Oui, plusieurs dizaines d’années ont passé et bon nombre de judokas ont évolué sur le tatami de la salle de judo valencienne. Au tout début, c’était de la sciure recouverte d’une bâche qui amortissait tant bien que mal les premières chutes de nos ceintures blanches. Avec le travail et un entraînement assidu, la couleur ne tarda pas à virer au jaune puis à l’orange, verte, bleue, marron, et noire enfin.
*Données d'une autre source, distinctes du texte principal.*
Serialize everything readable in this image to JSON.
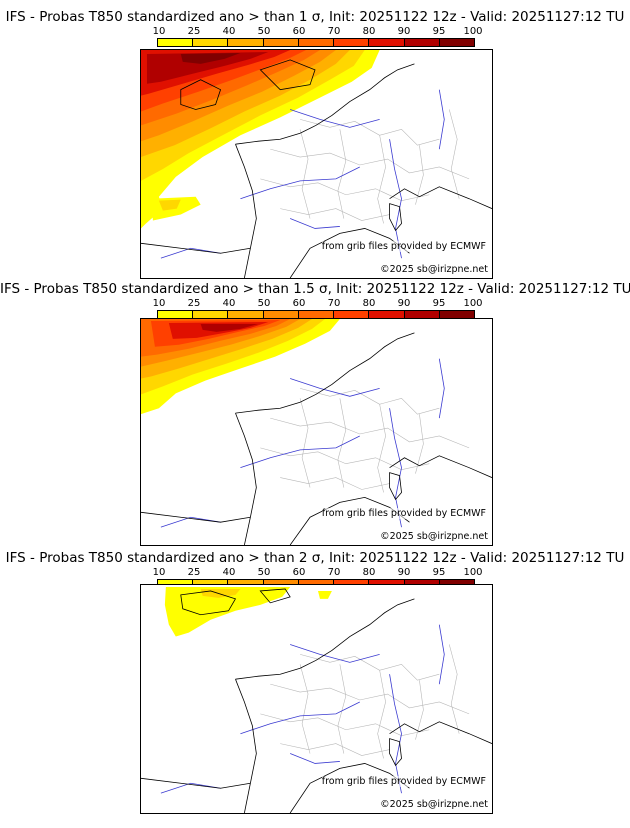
{
  "colorbar": {
    "ticks": [
      "10",
      "25",
      "40",
      "50",
      "60",
      "70",
      "80",
      "90",
      "95",
      "100"
    ],
    "colors": [
      "#ffff00",
      "#ffd700",
      "#ffb000",
      "#ff8c00",
      "#ff6a00",
      "#ff4000",
      "#e01000",
      "#b00000",
      "#800000",
      "#4a0000"
    ]
  },
  "panels": [
    {
      "title": "IFS - Probas T850  standardized ano > than 1 σ, Init: 20251122 12z - Valid: 20251127:12 TU",
      "sigma": "1",
      "credit_grib": "from grib files provided by ECMWF",
      "credit_copy": "©2025 sb@irizpne.net"
    },
    {
      "title": "IFS - Probas T850  standardized ano > than 1.5 σ, Init: 20251122 12z - Valid: 20251127:12 TU",
      "sigma": "1.5",
      "credit_grib": "from grib files provided by ECMWF",
      "credit_copy": "©2025 sb@irizpne.net"
    },
    {
      "title": "IFS - Probas T850  standardized ano > than 2 σ, Init: 20251122 12z - Valid: 20251127:12 TU",
      "sigma": "2",
      "credit_grib": "from grib files provided by ECMWF",
      "credit_copy": "©2025 sb@irizpne.net"
    }
  ]
}
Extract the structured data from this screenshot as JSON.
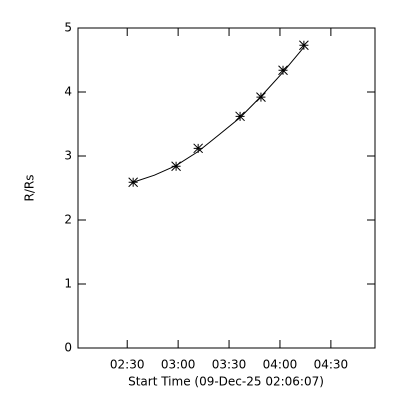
{
  "chart_data": {
    "type": "scatter",
    "x_label": "Start Time (09-Dec-25 02:06:07)",
    "y_label": "R/Rs",
    "x": [
      153.5,
      178.8,
      191.8,
      216.5,
      228.8,
      241.8,
      254.1
    ],
    "values": [
      2.59,
      2.84,
      3.12,
      3.62,
      3.92,
      4.34,
      4.73
    ],
    "marker": "asterisk",
    "color": "#000000",
    "fit_x": [
      153.5,
      166,
      178.8,
      191.8,
      204,
      216.5,
      228.8,
      241.8,
      254.1
    ],
    "fit_values": [
      2.59,
      2.7,
      2.85,
      3.07,
      3.33,
      3.6,
      3.93,
      4.31,
      4.7
    ],
    "xlim": [
      121,
      296
    ],
    "ylim": [
      0,
      5
    ],
    "xticks": [
      {
        "value": 150,
        "label": "02:30"
      },
      {
        "value": 180,
        "label": "03:00"
      },
      {
        "value": 210,
        "label": "03:30"
      },
      {
        "value": 240,
        "label": "04:00"
      },
      {
        "value": 270,
        "label": "04:30"
      }
    ],
    "yticks": [
      0,
      1,
      2,
      3,
      4,
      5
    ]
  }
}
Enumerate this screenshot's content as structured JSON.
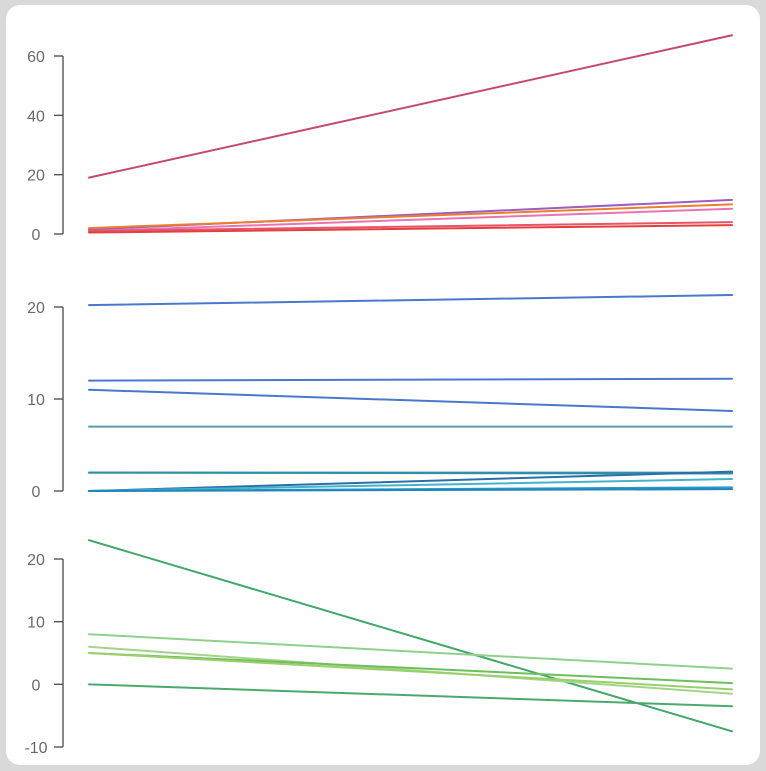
{
  "chart_data": [
    {
      "type": "line",
      "x": [
        0,
        1
      ],
      "ylim": [
        0,
        60
      ],
      "yticks": [
        0,
        20,
        40,
        60
      ],
      "ytick_labels": [
        "0",
        "20",
        "40",
        "60"
      ],
      "series": [
        {
          "values": [
            19,
            67
          ],
          "color": "#c4496e"
        },
        {
          "values": [
            1.5,
            11.5
          ],
          "color": "#9b5fc0"
        },
        {
          "values": [
            2,
            10
          ],
          "color": "#ec7f2e"
        },
        {
          "values": [
            1,
            8.5
          ],
          "color": "#e974b4"
        },
        {
          "values": [
            1,
            4
          ],
          "color": "#e8546a"
        },
        {
          "values": [
            0.5,
            3
          ],
          "color": "#e2403f"
        }
      ]
    },
    {
      "type": "line",
      "x": [
        0,
        1
      ],
      "ylim": [
        0,
        20
      ],
      "yticks": [
        0,
        10,
        20
      ],
      "ytick_labels": [
        "0",
        "10",
        "20"
      ],
      "series": [
        {
          "values": [
            20.2,
            21.3
          ],
          "color": "#4a78cc"
        },
        {
          "values": [
            12.0,
            12.2
          ],
          "color": "#4a78cc"
        },
        {
          "values": [
            11.0,
            8.7
          ],
          "color": "#4a78cc"
        },
        {
          "values": [
            7.0,
            7.0
          ],
          "color": "#5a9aa8"
        },
        {
          "values": [
            2.0,
            2.0
          ],
          "color": "#3b8aa0"
        },
        {
          "values": [
            2.0,
            1.9
          ],
          "color": "#2f8fa8"
        },
        {
          "values": [
            0.0,
            2.1
          ],
          "color": "#2a6fa8"
        },
        {
          "values": [
            0.0,
            1.3
          ],
          "color": "#44b3c9"
        },
        {
          "values": [
            0.0,
            0.4
          ],
          "color": "#2b9ac8"
        },
        {
          "values": [
            0.0,
            0.2
          ],
          "color": "#1f86c0"
        }
      ]
    },
    {
      "type": "line",
      "x": [
        0,
        1
      ],
      "ylim": [
        -10,
        20
      ],
      "yticks": [
        -10,
        0,
        10,
        20
      ],
      "ytick_labels": [
        "-10",
        "0",
        "10",
        "20"
      ],
      "series": [
        {
          "values": [
            23,
            -7.5
          ],
          "color": "#3fa866"
        },
        {
          "values": [
            8,
            2.5
          ],
          "color": "#8fd08c"
        },
        {
          "values": [
            6,
            -1.5
          ],
          "color": "#a4d48a"
        },
        {
          "values": [
            5,
            0.2
          ],
          "color": "#6cbf5e"
        },
        {
          "values": [
            5,
            -0.8
          ],
          "color": "#9bcf6a"
        },
        {
          "values": [
            0,
            -3.5
          ],
          "color": "#4aaa6e"
        }
      ]
    }
  ]
}
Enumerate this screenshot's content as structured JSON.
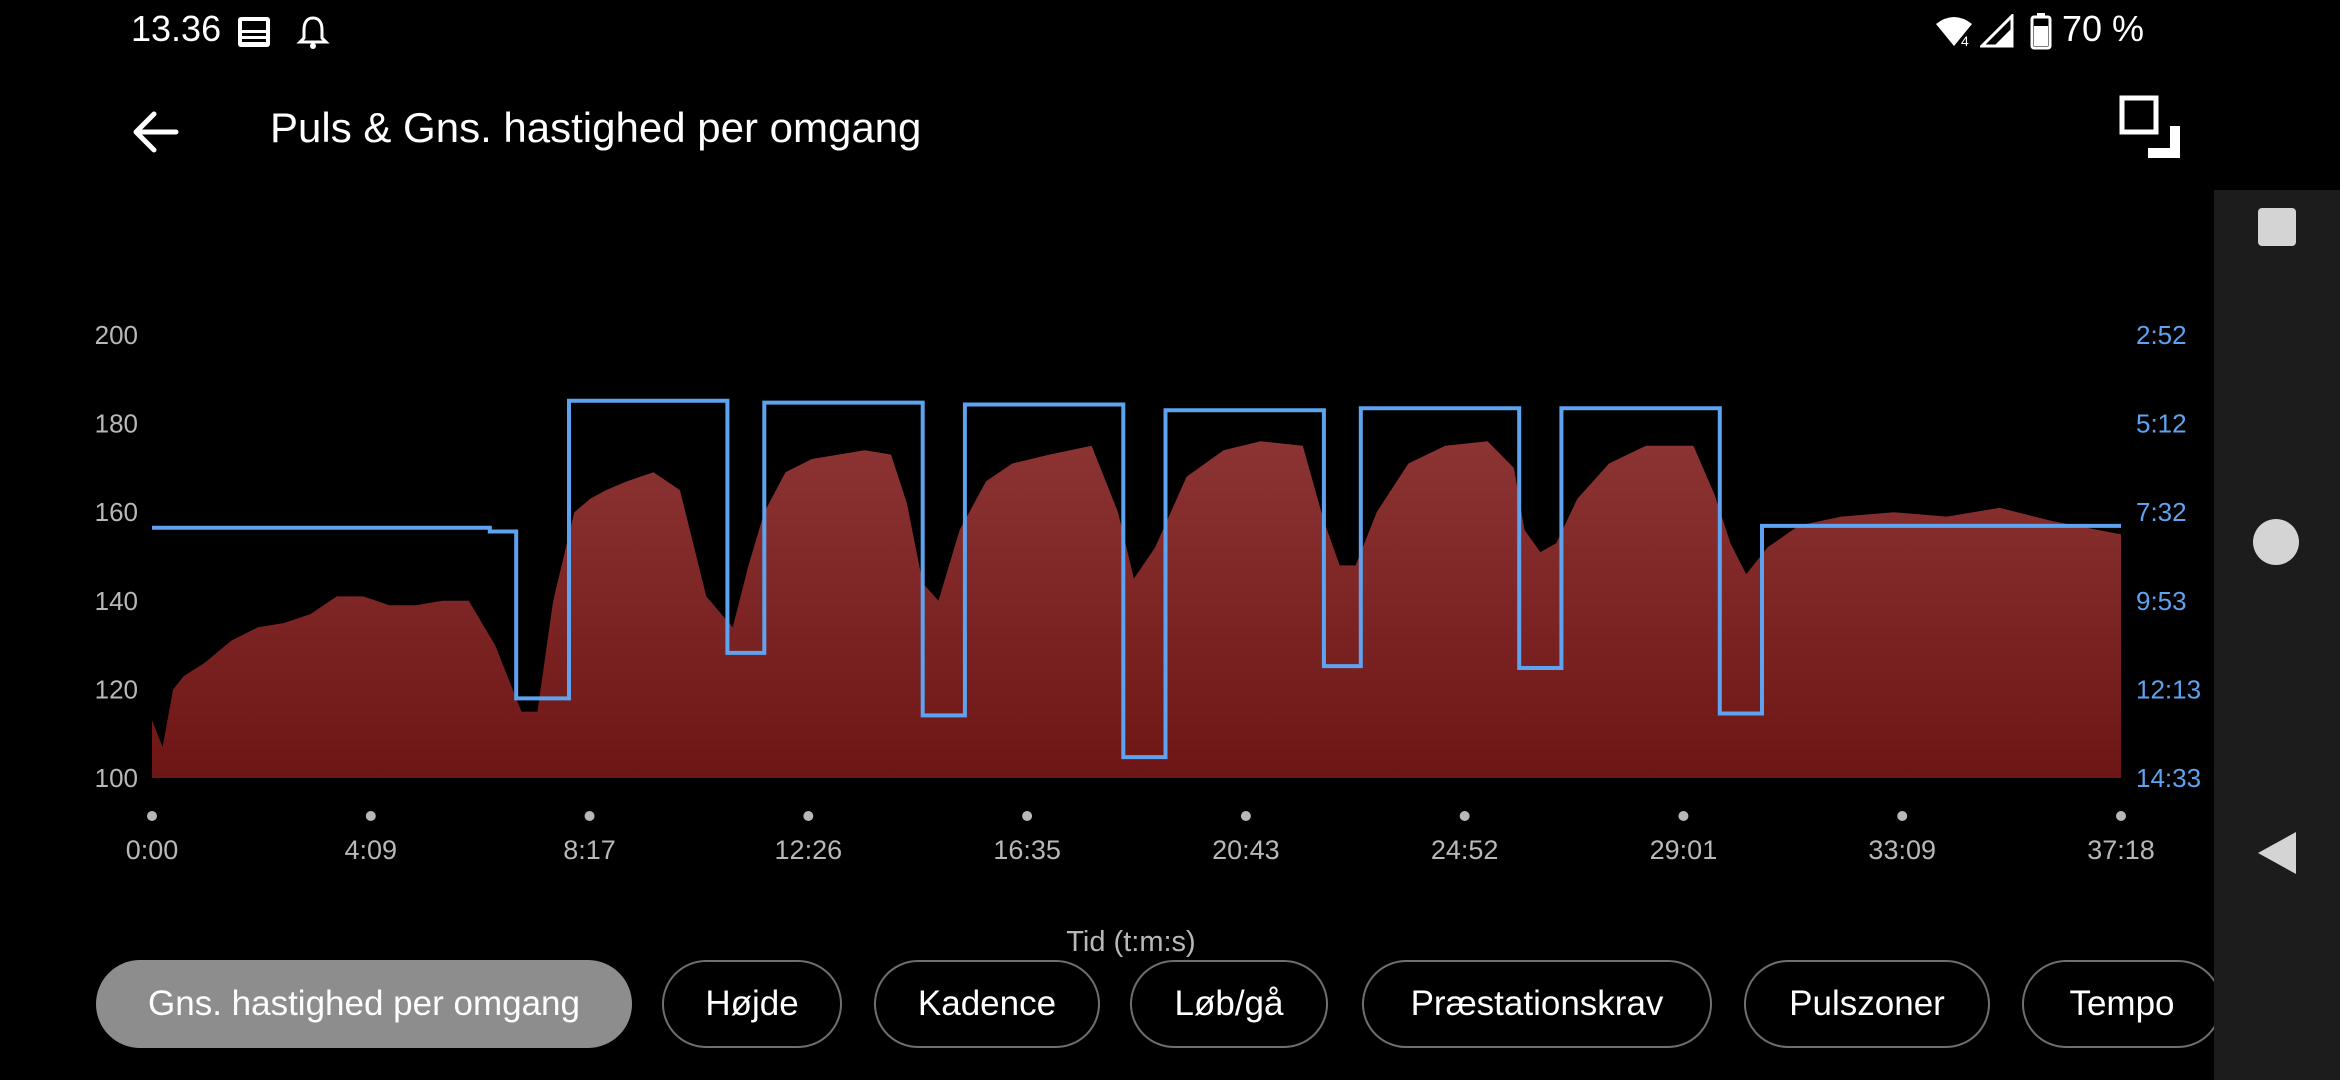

Moi, j’en restais à la ceinture blanche étant le premier blessé de l’histoire du judo valencien- un o-soto-gari porté trop impétueusement sur le fils de Camille Bajolle et c’était le claquage- mais beaucoup gravirent les divers échelons et les deux photos de groupes montrent combien le club fut formateur. Que de ceintures noires dira un présent dans l’assistance au moment de la démonstration qui débuta la soirée festive des 50 ans du judo.